• Laércio Torres

Judas e o Messias Negro: o evangelho da luta racial

Atualizado: Ago 23

Nas indicações para Melhor Filme neste ano, três produções se destacaram pela temática social, principalmente a luta contra o racismo, influenciados talvez pelo movimento Black Lives Matter, revigorado pelos protestos após a morte de George Floyd por um policial de Minneapolis, nos Estados Unidos. Entre os indicados, Judas e o Messias Negro, dirigido por Shaka King, se utiliza da simbólica história bíblica para recontar a luta pelos direitos civis, no final da década de 1960, do grupo Panteras Negras, liderado pelo jovem líder Fred Hampton (Daniel Kaluuya, ganhador do Oscar por Melhor Ator Coadjuvante).



Considerado radical, violento e anticapitalista, o Panteras Negras era investigado pelo FBI de J. Edgar Hoover (Martin Sheen), o poderoso e odioso diretor da agência. Surge então o Judas deste evangelho de conflitos raciais, o “ladrão de galinhas” Bill O’Neal (Lakeith Stanfield), cooptado pelo agente Mitchell (Jesse Plemons) para se infiltrar no grupo e espionar, especialmente, o líder Hampton.


Infelizmente, o tema central da narrativa que seria a traição da luta por direitos dos negros pelo negro O’Neal, seus conflitos e consciência política, termina se diluindo por não conseguir fugir da interpretação carismática de Daniel Kaluuya e de seu personagem. Tanto que no momento quando sai de cena momentaneamente por causa da prisão, o filme perde em ritmo e emoção.

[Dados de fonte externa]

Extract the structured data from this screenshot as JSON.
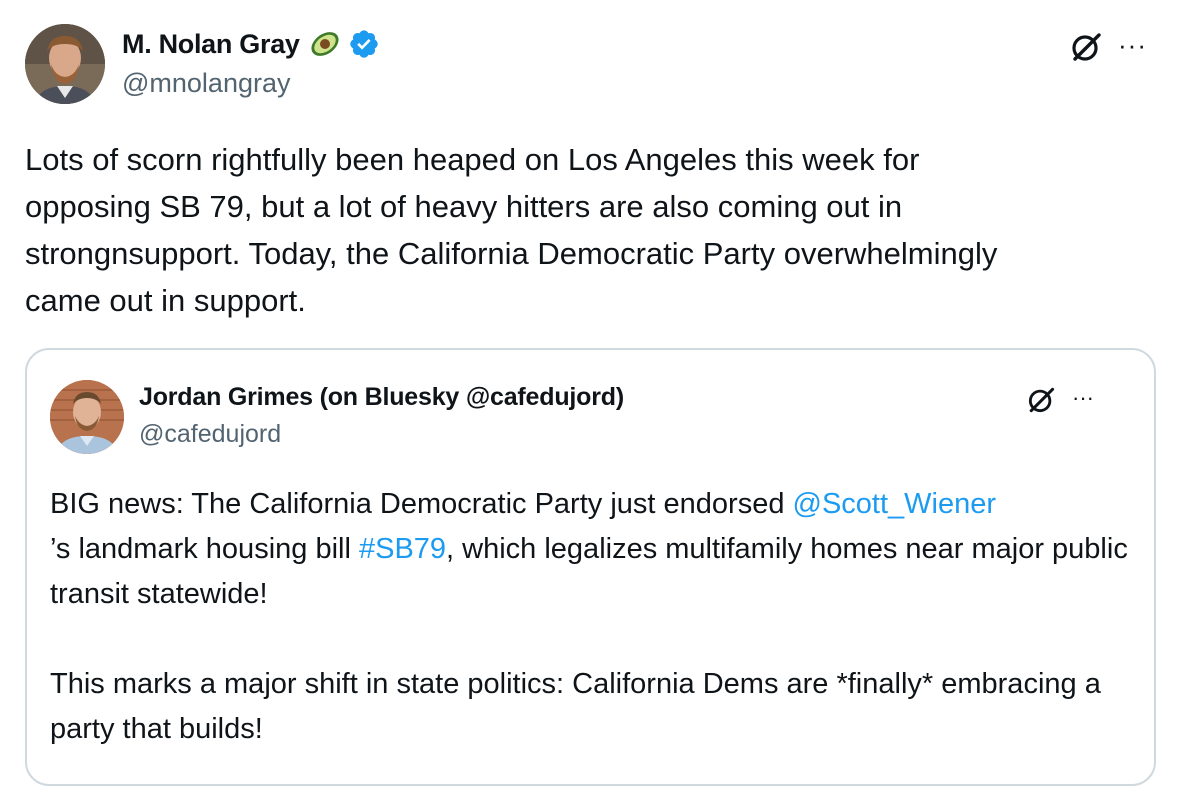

Aliás, as cenas mais vibrantes da película, assim como nos evangelhos, estão nos discursos de Jesus, no caso, do líder negro Fred Hampton. As câmeras acompanham as falas revolucionárias do orador (em close-up) e a reação do público, a sua defesa do uso da violência contra as injustiças que sofriam. Um messias que “não veio trazer paz” (Mateus 10.34) na luta racial, como Martin Luther King (que terminou assassinado), mas “espada”.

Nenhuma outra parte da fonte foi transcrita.